Chad President Idriss Déby — who ruled the central African country for over 30 years — died Tuesday of wounds suffered on the battlefield during a fight against rebels, the military announced.

The stunning announcement on national media came just hours after officials had declared the 68-year-old the winner of the April 11 election, paving the way for him to stay in power for six more years.

The military said Déby had taken “the heroic lead in combat operations against terrorists who had come from Libya.”

After being wounded in battle, he then was taken to the capital, Gen. Azem Bermandoa Agouma said.

“In the face of this worrying situation, the people of Chad must show their attachment to peace, to stability and to national cohesion,” Agouma said.

Chad President Idriss Deby
A supporter carries a picture of Chad President Idriss Deby during a Peace Process rally in Darfur.
REUTERS

An 18-month transitional council will be led by the late president’s 37-year-old son, Mahamat Idriss Déby Itno, the military said, as it imposed a nightly 6 p.m. curfew.

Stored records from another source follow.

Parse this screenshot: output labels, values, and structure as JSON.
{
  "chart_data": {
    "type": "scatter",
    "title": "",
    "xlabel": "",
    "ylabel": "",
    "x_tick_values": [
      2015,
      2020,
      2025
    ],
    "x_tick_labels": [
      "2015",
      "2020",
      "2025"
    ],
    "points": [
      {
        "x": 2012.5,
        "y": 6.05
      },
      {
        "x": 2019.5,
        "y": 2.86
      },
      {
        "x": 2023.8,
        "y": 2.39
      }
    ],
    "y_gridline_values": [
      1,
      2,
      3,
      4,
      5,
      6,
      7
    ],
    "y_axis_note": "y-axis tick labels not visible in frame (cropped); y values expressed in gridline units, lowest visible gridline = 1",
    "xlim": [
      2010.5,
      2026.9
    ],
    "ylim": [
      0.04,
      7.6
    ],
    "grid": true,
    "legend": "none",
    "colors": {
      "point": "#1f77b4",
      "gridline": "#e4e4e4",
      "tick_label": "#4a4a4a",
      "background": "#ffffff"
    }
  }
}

Déby, a former army commander-in-chief, first came to power in 1990 when his rebel forces overthrew then-President Hissene Habre, who was later convicted of human rights abuses.

Chadian President Idriss Deby inspects a seized rebel technical in Adre, Chad.
Chadian President Idriss Deby inspects a seized rebel technical in Adre, Chad.
AFP via Getty Images

He had survived several armed rebellions over the years and managed to stay in power until this latest insurgency led by a group calling itself the Front for Change and Concord in Chad.

The rebels are believed to have armed and trained in Libya before crossing into Chad on April 11.

President of Chad Idriss Deby
Deby first came to power in 1990 when his rebel forces overthrew then-President Hissene Habre.
EPA

Déby was a major French ally in the fight against Islamic extremism in Africa, hosting the base for the French military Operation Barkhane and providing forces to the peacekeeping effort in Mali.